Commission: process for 2017 Legislative Assembly Election has started

The Electoral Affairs Commission for the Legislative Assembly Election and the Commission Against Corruption jointly hold a public briefing session on the election process and the Legislative Assembly Election Law.

The process for the 2017 Legislative Assembly Election has started and interested individuals may form respective nomination committees for the purpose of contesting directly-elected Legislative Assembly seats.

The Chairman of the Electoral Affairs Commission for the Legislative Assembly Election, Mr Tong Hio Fong, made the observations on Tuesday (18 April) during a public meeting about the election process and about the updated Legislative Assembly Election Law. The session, jointly held by the Electoral Affairs Commission and the Commission Against Corruption (CCAC), was attended by 210 people.

Mr Tong urged the public to continue to support the Electoral Affairs Commission’s work, in order to ensure the 2017 Legislative Assembly Election was conducted in a fair and just manner, free of corruption.

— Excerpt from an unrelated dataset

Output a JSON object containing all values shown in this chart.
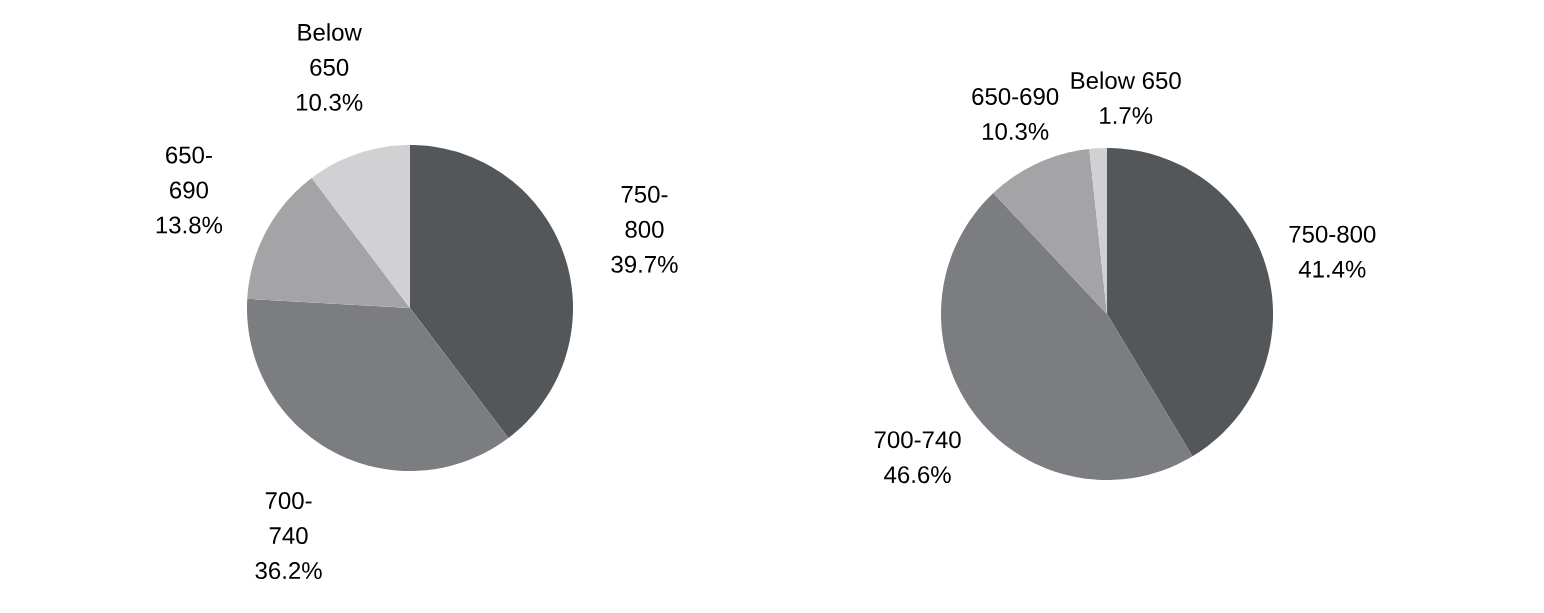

The Electoral Affairs Commission is to step up efforts to boost community participation in the poll, in particular encouraging voters to exercise their voting rights and duties on election day, which is 17 September.

The Commissioner Against Corruption, Mr Cheong Weng Chon, said his organisation would launch a series of promotional campaigns to let candidates, campaigning teams and voters gain a better understanding of the regulations and law relating to the Legislative Assembly Election. Moreover, the CCAC is to strengthen its liaison with candidates and their campaigning teams regarding the limits of the law; what behaviour might amount to corruption; and what other actions might risk violating the law.

The updated Legislative Assembly Election Law had strengthened anti-corruption oversight of the poll, with the aim of ensuring a clean election. The law enforcement authorities would – subject to the power bestowed on them by law – be steadfast and spare no effort in fighting against any election-related corruption, said Mr Cheong.

According to the law, the definition of electoral corruption covers: any attempts to influence voters’ intentions in exchange for benefits; and any attempt to influence voters’ intentions by violence, deception or coercion, said the CCAC’s Assistant Commissioner, Mr Lam Chi Long, in comments during Tuesday’s session.

The public meeting also briefed attendees on the election process for direct elections and for indirect ones, including the formulation of nomination committees; the documents that must be submitted; and the respective submission deadlines for such documents.